Kickstarter in the US was the first project of this type and it doesn’t limit itself to books. Neither do you have to pledge a set fee of £10 or more; you can give as little as $1. That single figure interests me a lot.

Why?

I’m throwing the following idea in the air as I wouldn’t know how to go about implementing it, nor do I have the funds. But I would like to see if, possibly, anybody could do something with this: a funding site that asks you to only donate £1 or equivalent in another currency.
The reason why I think this is attractive is because if you say to people “fund my project for only £1” a lot of people might be willing to do that, in the same way one might spare some change for a really good busker. Now, one person donating one pound won’t circulate much blood into a project, but £1000 may help; for example, to fund a small, online advertising campaign. You would achieve this by requiring 1000 people to donate £1 and only getting access to those funds if exactly 1000 people, and no less, do think you deserve a penny – or actually a pound – for your thoughts. £1000 is not enough for other purposes, so you might need 10,000 people to back you. If your project requires £10,000 pounds you almost surely want enough people to be interested. Perhaps the max. limit you could set before a target gets difficult to achieve is 50,000-100,000 people.

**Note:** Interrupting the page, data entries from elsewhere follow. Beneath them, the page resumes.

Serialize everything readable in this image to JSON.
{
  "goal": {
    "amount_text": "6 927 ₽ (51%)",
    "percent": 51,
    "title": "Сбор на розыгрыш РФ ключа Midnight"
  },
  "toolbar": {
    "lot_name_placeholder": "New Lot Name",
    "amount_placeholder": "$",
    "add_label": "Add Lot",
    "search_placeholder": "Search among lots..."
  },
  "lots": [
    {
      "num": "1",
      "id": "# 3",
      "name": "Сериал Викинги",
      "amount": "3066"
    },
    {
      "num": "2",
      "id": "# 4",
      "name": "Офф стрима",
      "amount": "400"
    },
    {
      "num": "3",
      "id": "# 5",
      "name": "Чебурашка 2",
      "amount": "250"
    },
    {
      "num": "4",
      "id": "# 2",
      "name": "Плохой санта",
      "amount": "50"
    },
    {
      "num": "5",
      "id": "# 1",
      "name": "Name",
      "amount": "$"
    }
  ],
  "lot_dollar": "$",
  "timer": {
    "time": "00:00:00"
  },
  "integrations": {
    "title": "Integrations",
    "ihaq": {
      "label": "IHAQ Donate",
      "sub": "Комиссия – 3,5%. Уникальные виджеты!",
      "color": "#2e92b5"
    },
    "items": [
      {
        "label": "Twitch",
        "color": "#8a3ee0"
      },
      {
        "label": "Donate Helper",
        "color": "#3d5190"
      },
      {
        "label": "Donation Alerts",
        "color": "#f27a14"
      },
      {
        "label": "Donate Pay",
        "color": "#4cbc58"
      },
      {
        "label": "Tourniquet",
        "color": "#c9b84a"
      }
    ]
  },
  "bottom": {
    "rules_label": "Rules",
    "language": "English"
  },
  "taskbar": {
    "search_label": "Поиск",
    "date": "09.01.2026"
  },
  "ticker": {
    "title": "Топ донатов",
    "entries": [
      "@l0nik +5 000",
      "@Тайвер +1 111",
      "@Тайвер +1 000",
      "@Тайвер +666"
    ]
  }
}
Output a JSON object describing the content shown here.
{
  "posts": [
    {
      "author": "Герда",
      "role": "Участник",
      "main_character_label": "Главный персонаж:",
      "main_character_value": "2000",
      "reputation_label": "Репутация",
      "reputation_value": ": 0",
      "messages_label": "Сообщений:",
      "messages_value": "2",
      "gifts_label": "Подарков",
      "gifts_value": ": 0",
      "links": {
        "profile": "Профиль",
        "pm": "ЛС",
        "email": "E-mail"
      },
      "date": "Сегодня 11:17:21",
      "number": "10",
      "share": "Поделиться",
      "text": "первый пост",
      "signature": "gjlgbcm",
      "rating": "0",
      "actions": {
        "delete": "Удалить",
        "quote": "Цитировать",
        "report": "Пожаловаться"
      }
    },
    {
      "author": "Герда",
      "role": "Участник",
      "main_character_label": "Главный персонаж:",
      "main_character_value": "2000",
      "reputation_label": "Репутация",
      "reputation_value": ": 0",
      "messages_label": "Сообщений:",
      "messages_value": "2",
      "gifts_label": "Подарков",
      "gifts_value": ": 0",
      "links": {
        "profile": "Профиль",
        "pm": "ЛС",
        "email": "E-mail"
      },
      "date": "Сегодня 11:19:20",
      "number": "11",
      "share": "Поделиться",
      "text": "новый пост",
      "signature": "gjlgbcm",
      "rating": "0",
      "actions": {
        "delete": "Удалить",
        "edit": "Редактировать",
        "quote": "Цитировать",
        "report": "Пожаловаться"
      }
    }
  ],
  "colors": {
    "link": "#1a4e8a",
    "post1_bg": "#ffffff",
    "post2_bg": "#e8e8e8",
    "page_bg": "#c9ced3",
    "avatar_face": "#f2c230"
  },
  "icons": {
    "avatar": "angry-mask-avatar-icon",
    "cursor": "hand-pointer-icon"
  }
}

The whole idea is about getting more people to give less than less people to give more. If a project is worthy enough it will either make you as much or more than you could expect from a site that has a high-bottom donation amount or no max. amount since most people on those hope others will be more generous. Of course, the said site needs to have presence. It needs to be the eBay of funding companies.

This idea could probably work with charities too. A number of them here ask you to text a number to have £5 deducted from your mobile account, but why not just ask for £1 instead? Lots of people wouldn’t think much of it. £1 is easy for people to part with, £5 not always so, even if for a really good cause.

Of course, even though you’re pledging a one-figure amount, you would like some kind of proof that the money is being put to use as promised, and this can be achieved by holding the recipient to account; them providing tangible proof, in some way, that they’re not just bagging easy money. In some cases, a recipient could be provided the services required directly (e.g. manufacturing), or a trusted middleman (Escrow-like) can monitor the use of funds.

Additionally, if the funding recipient is going to roll out a product, they could provide extras such as a discount to people who funded them; a reward.

I’m not actively fishing for comments here, but feel free to add them (or direct me to a philanthropist and some really good techies!). Any flaws in this napkin-plan?